The movie barely makes a lick of sense as it follows its square-jawed, mountain-haired hero Captain Harris (Renato Baldini) up the Himalayas, through deep space and back home to Earth, but I had a swell time anyway. Maybe that’s because I focused on the cheap ways the film tries to convince us it takes place in “the future” (Look! They’re playing checkers — and they’re cone-shaped!), or maybe it’s because I’m a bad-movie masochist. Either way, I can’t really recommend it to the average viewer. But if the idea of superintelligent yetis from space sounds intriguing, maybe you should give it a shot.

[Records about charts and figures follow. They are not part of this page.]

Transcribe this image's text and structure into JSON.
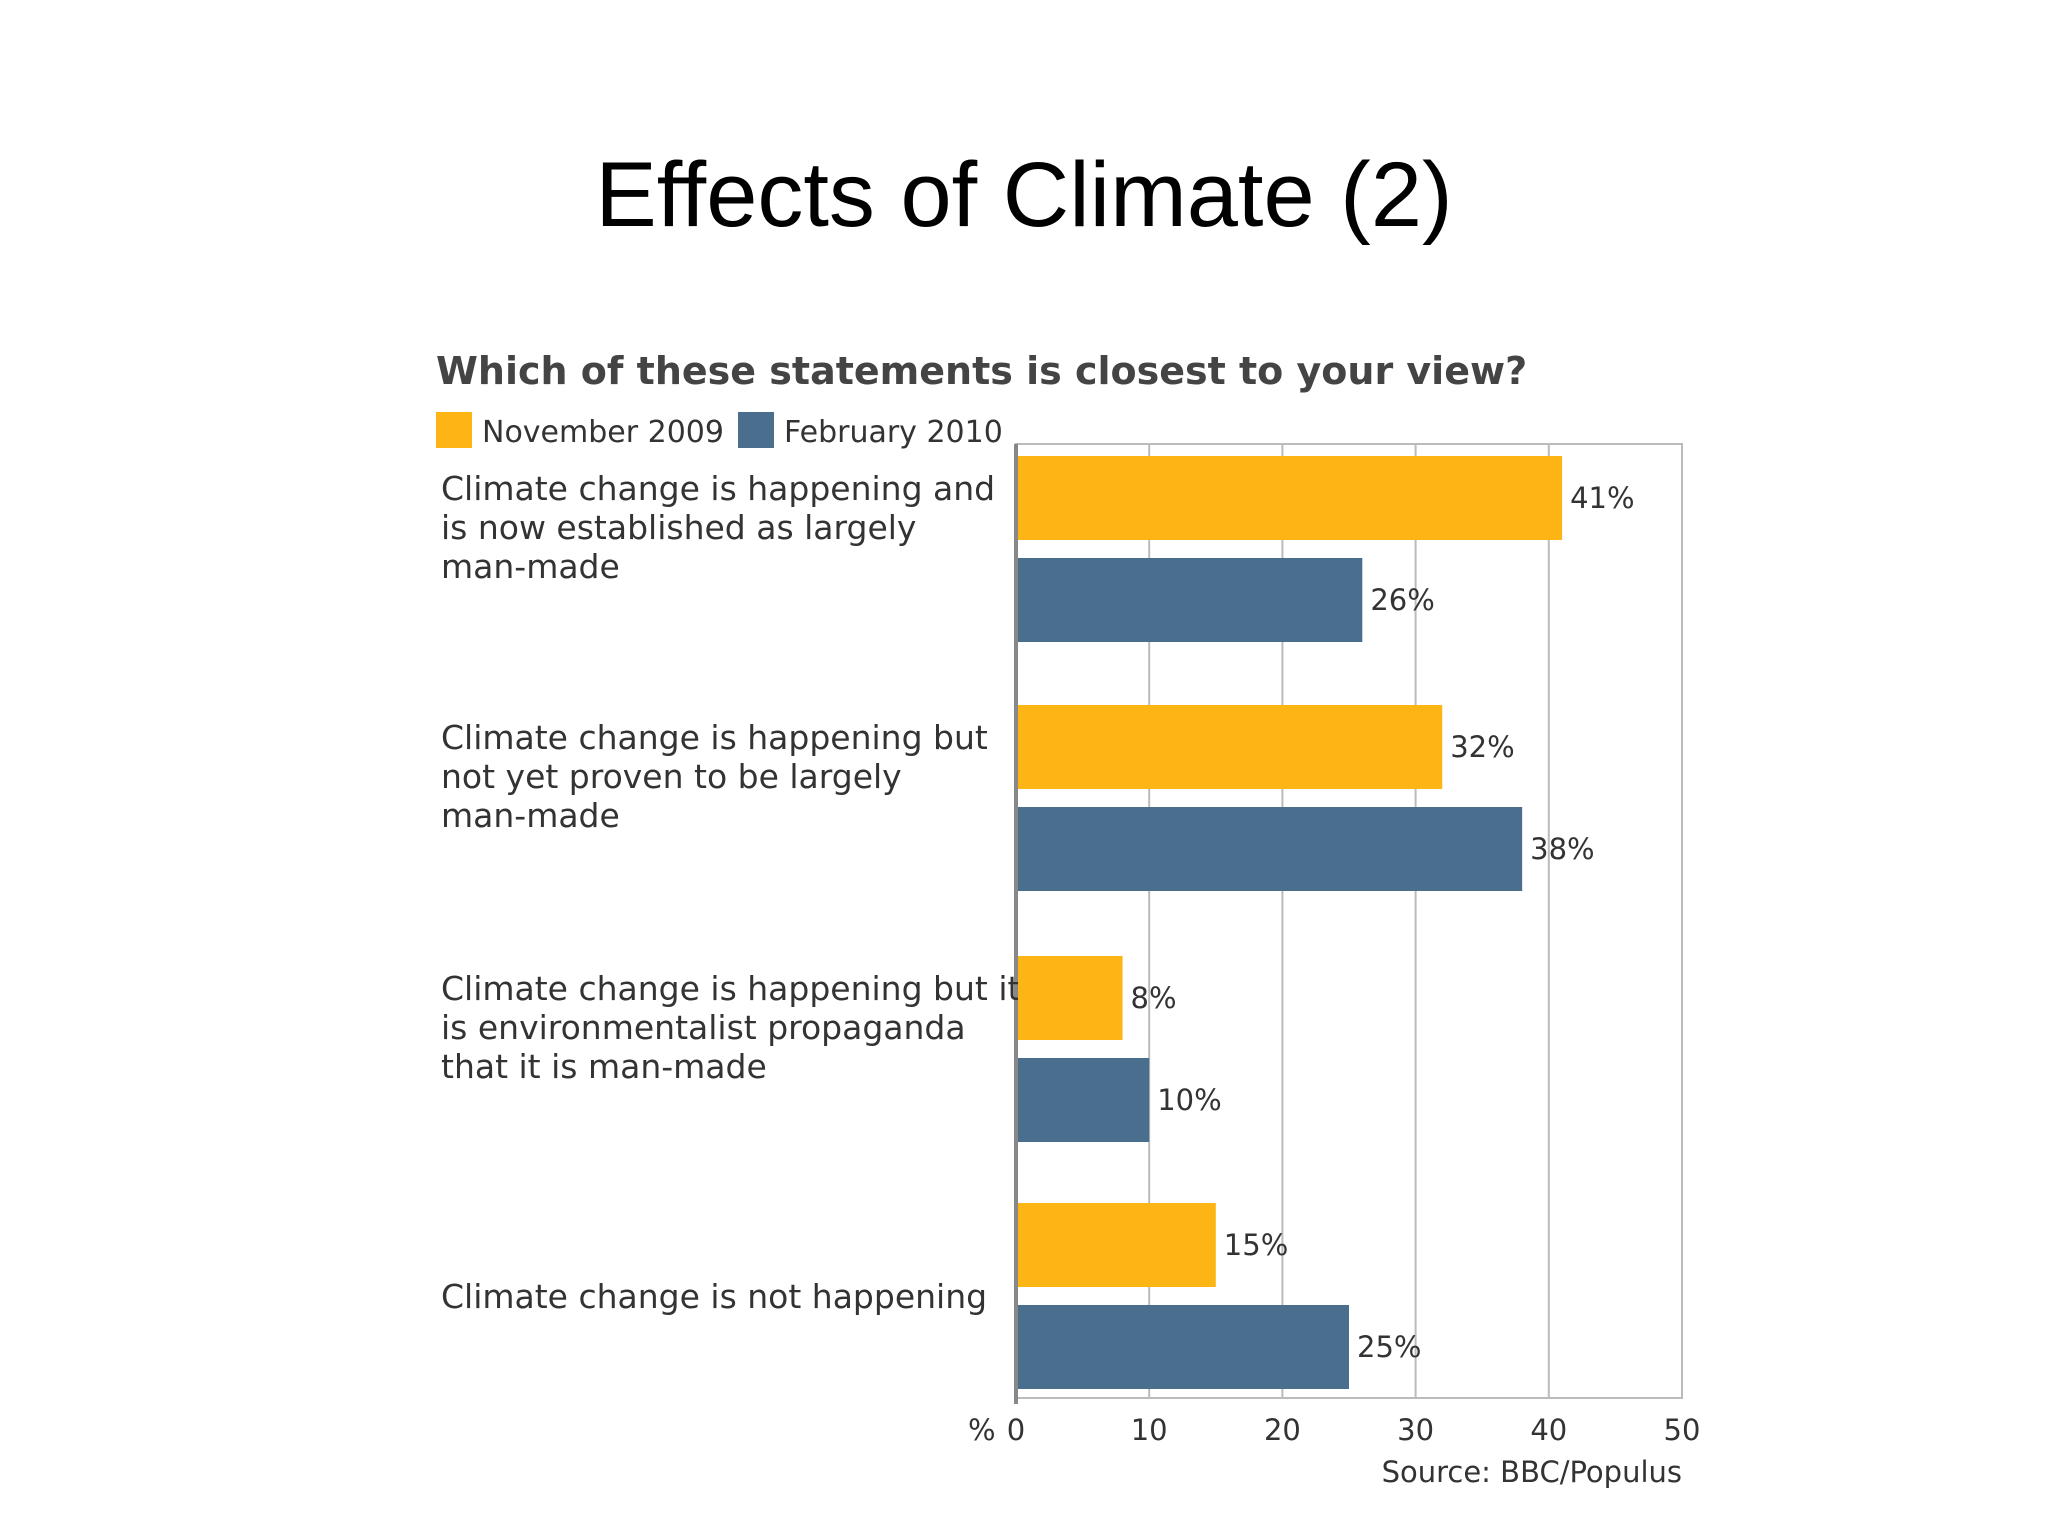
{
  "slide": {
    "title": "Effects of Climate (2)"
  },
  "colors": {
    "nov": "#FDB515",
    "feb": "#4A6F8E",
    "grid": "#BBBBBB",
    "frame": "#BBBBBB",
    "axis": "#888888"
  },
  "chart_data": {
    "type": "bar",
    "orientation": "horizontal",
    "title": "Which of these statements is closest to your view?",
    "categories": [
      [
        "Climate change is happening and",
        "is now established as largely",
        "man-made"
      ],
      [
        "Climate change is happening but",
        "not yet proven to be largely",
        "man-made"
      ],
      [
        "Climate change is happening but it",
        "is environmentalist propaganda",
        "that it is man-made"
      ],
      [
        "Climate change is not happening"
      ]
    ],
    "series": [
      {
        "name": "November 2009",
        "values": [
          41,
          32,
          8,
          15
        ],
        "labels": [
          "41%",
          "32%",
          "8%",
          "15%"
        ]
      },
      {
        "name": "February 2010",
        "values": [
          26,
          38,
          10,
          25
        ],
        "labels": [
          "26%",
          "38%",
          "10%",
          "25%"
        ]
      }
    ],
    "xlabel": "%",
    "xlim": [
      0,
      50
    ],
    "xticks": [
      "0",
      "10",
      "20",
      "30",
      "40",
      "50"
    ],
    "grid": true,
    "legend": "top-left",
    "source": "Source: BBC/Populus"
  }
}
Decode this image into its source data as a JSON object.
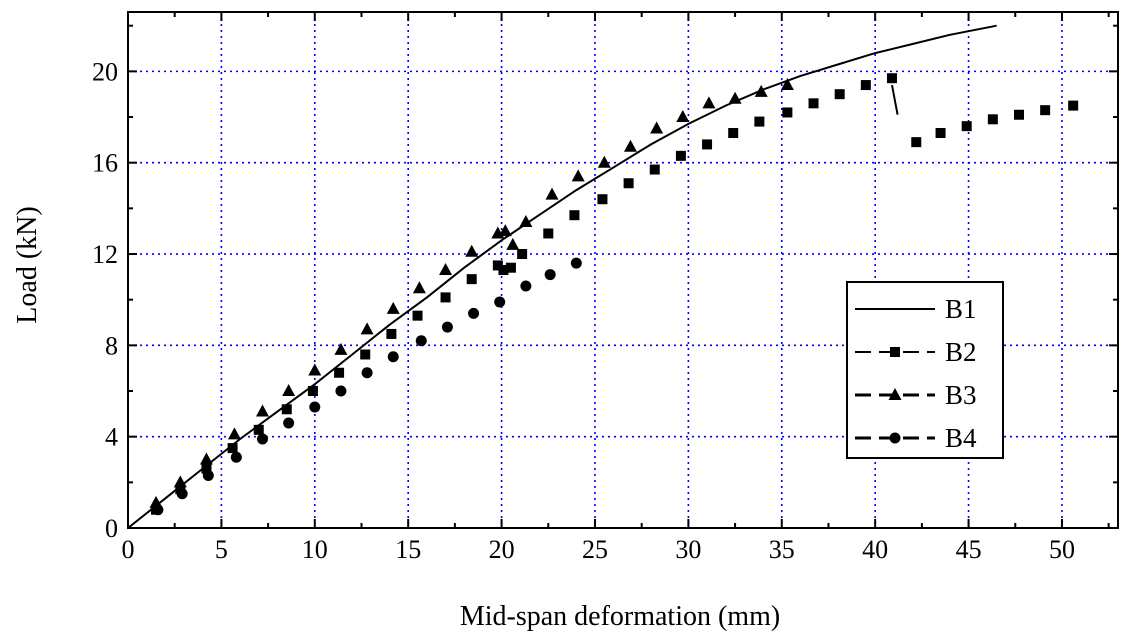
{
  "chart_data": {
    "type": "scatter",
    "xlabel": "Mid-span deformation (mm)",
    "ylabel": "Load (kN)",
    "xlim": [
      0,
      53
    ],
    "ylim": [
      0,
      22.6
    ],
    "xticks": [
      0,
      5,
      10,
      15,
      20,
      25,
      30,
      35,
      40,
      45,
      50
    ],
    "yticks": [
      0,
      4,
      8,
      12,
      16,
      20
    ],
    "grid": true,
    "grid_style": "dotted blue",
    "legend_position": "center-right",
    "series": [
      {
        "name": "B1",
        "style": "solid line",
        "points": [
          [
            0,
            0
          ],
          [
            2,
            1.3
          ],
          [
            4,
            2.6
          ],
          [
            6,
            3.9
          ],
          [
            8,
            5.1
          ],
          [
            10,
            6.3
          ],
          [
            12,
            7.6
          ],
          [
            14,
            8.9
          ],
          [
            16,
            10.1
          ],
          [
            18,
            11.4
          ],
          [
            20,
            12.6
          ],
          [
            22,
            13.7
          ],
          [
            24,
            14.8
          ],
          [
            26,
            15.8
          ],
          [
            28,
            16.8
          ],
          [
            30,
            17.7
          ],
          [
            32,
            18.5
          ],
          [
            34,
            19.2
          ],
          [
            36,
            19.8
          ],
          [
            38,
            20.3
          ],
          [
            40,
            20.8
          ],
          [
            42,
            21.2
          ],
          [
            44,
            21.6
          ],
          [
            46.5,
            22.0
          ]
        ]
      },
      {
        "name": "B2",
        "style": "square markers with dashed line",
        "points": [
          [
            1.5,
            0.8
          ],
          [
            2.8,
            1.7
          ],
          [
            4.2,
            2.6
          ],
          [
            5.6,
            3.5
          ],
          [
            7,
            4.3
          ],
          [
            8.5,
            5.2
          ],
          [
            9.9,
            6.0
          ],
          [
            11.3,
            6.8
          ],
          [
            12.7,
            7.6
          ],
          [
            14.1,
            8.5
          ],
          [
            15.5,
            9.3
          ],
          [
            17,
            10.1
          ],
          [
            18.4,
            10.9
          ],
          [
            19.8,
            11.5
          ],
          [
            20.1,
            11.3
          ],
          [
            20.5,
            11.4
          ],
          [
            21.1,
            12.0
          ],
          [
            22.5,
            12.9
          ],
          [
            23.9,
            13.7
          ],
          [
            25.4,
            14.4
          ],
          [
            26.8,
            15.1
          ],
          [
            28.2,
            15.7
          ],
          [
            29.6,
            16.3
          ],
          [
            31,
            16.8
          ],
          [
            32.4,
            17.3
          ],
          [
            33.8,
            17.8
          ],
          [
            35.3,
            18.2
          ],
          [
            36.7,
            18.6
          ],
          [
            38.1,
            19.0
          ],
          [
            39.5,
            19.4
          ],
          [
            40.9,
            19.7
          ],
          [
            42.2,
            16.9
          ],
          [
            43.5,
            17.3
          ],
          [
            44.9,
            17.6
          ],
          [
            46.3,
            17.9
          ],
          [
            47.7,
            18.1
          ],
          [
            49.1,
            18.3
          ],
          [
            50.6,
            18.5
          ]
        ]
      },
      {
        "name": "B3",
        "style": "triangle markers with dashed line",
        "points": [
          [
            1.5,
            1.1
          ],
          [
            2.8,
            2.0
          ],
          [
            4.2,
            3.0
          ],
          [
            5.7,
            4.1
          ],
          [
            7.2,
            5.1
          ],
          [
            8.6,
            6.0
          ],
          [
            10,
            6.9
          ],
          [
            11.4,
            7.8
          ],
          [
            12.8,
            8.7
          ],
          [
            14.2,
            9.6
          ],
          [
            15.6,
            10.5
          ],
          [
            17,
            11.3
          ],
          [
            18.4,
            12.1
          ],
          [
            19.8,
            12.9
          ],
          [
            20.2,
            13.0
          ],
          [
            20.6,
            12.4
          ],
          [
            21.3,
            13.4
          ],
          [
            22.7,
            14.6
          ],
          [
            24.1,
            15.4
          ],
          [
            25.5,
            16.0
          ],
          [
            26.9,
            16.7
          ],
          [
            28.3,
            17.5
          ],
          [
            29.7,
            18.0
          ],
          [
            31.1,
            18.6
          ],
          [
            32.5,
            18.8
          ],
          [
            33.9,
            19.1
          ],
          [
            35.3,
            19.4
          ]
        ]
      },
      {
        "name": "B4",
        "style": "circle markers with dashed line",
        "points": [
          [
            1.6,
            0.8
          ],
          [
            2.9,
            1.5
          ],
          [
            4.3,
            2.3
          ],
          [
            5.8,
            3.1
          ],
          [
            7.2,
            3.9
          ],
          [
            8.6,
            4.6
          ],
          [
            10,
            5.3
          ],
          [
            11.4,
            6.0
          ],
          [
            12.8,
            6.8
          ],
          [
            14.2,
            7.5
          ],
          [
            15.7,
            8.2
          ],
          [
            17.1,
            8.8
          ],
          [
            18.5,
            9.4
          ],
          [
            19.9,
            9.9
          ],
          [
            21.3,
            10.6
          ],
          [
            22.6,
            11.1
          ],
          [
            24,
            11.6
          ]
        ]
      }
    ]
  }
}
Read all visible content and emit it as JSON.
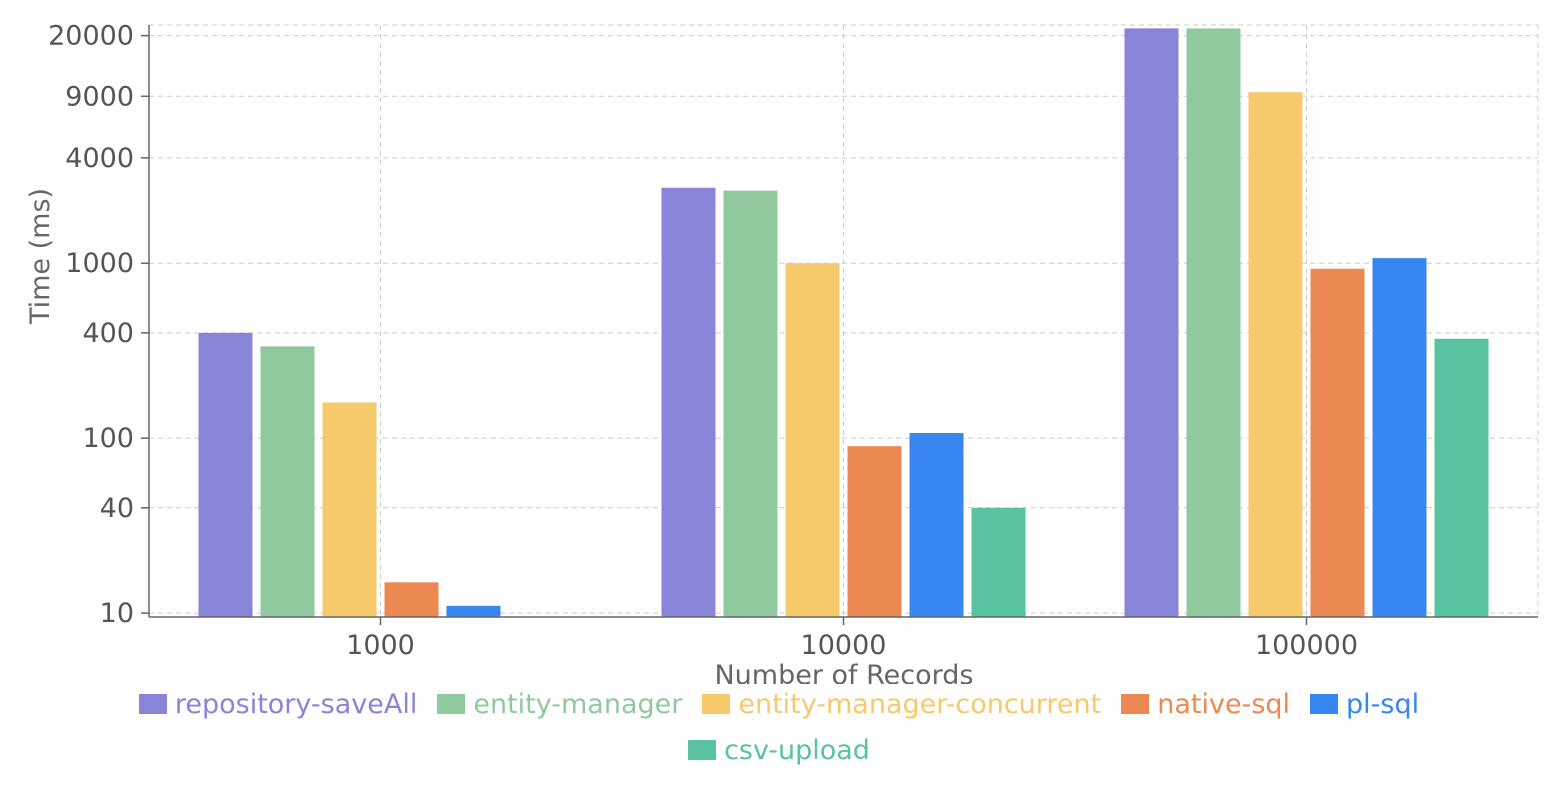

Just don’t say I didn’t warn you.
‘The Super Cops’
Based on the real-life exploits of a couple of New York police officers, “The Super Cops” is a fascinating time capsule from 1974. The Big Apple was arguably at its grimy, gritty low point back then, and seeing the city looking like the apocalypse hit is as much fun as watching our heroes in action.
Those heroes, by the way, are David Greenberg (Rob Leibman) and Robert Hantz (David Selby), a couple of hotshot rookies who can’t resist breaking the rules to bring in the badguys. Most of their adventures — even the dangerous ones — are played for laughs, and it’s fun to see how far over-the-top they’re willing to go to collar someone. What’s not so much fun is enduring Liebman’s performance. He’s so self-consciously wacky and pleased with himself that you keep hoping one of the criminals will have better aim. Still, as annoying as Liebman’s acting is, he fits in perfectly with the rest of the craziness.
Keep an eye out for the late Pat Hingle, here playing a role similar to Commissioner Gordon, whom he played in the “Batman films.” And marvel at the fact that “The Super Cops” was directed by Gordon Parks, the same guy who brought us “Shaft” three years earlier.
Both “The Snow Devils” and “The Super Cops” are available via warnerarchive.com, by the way.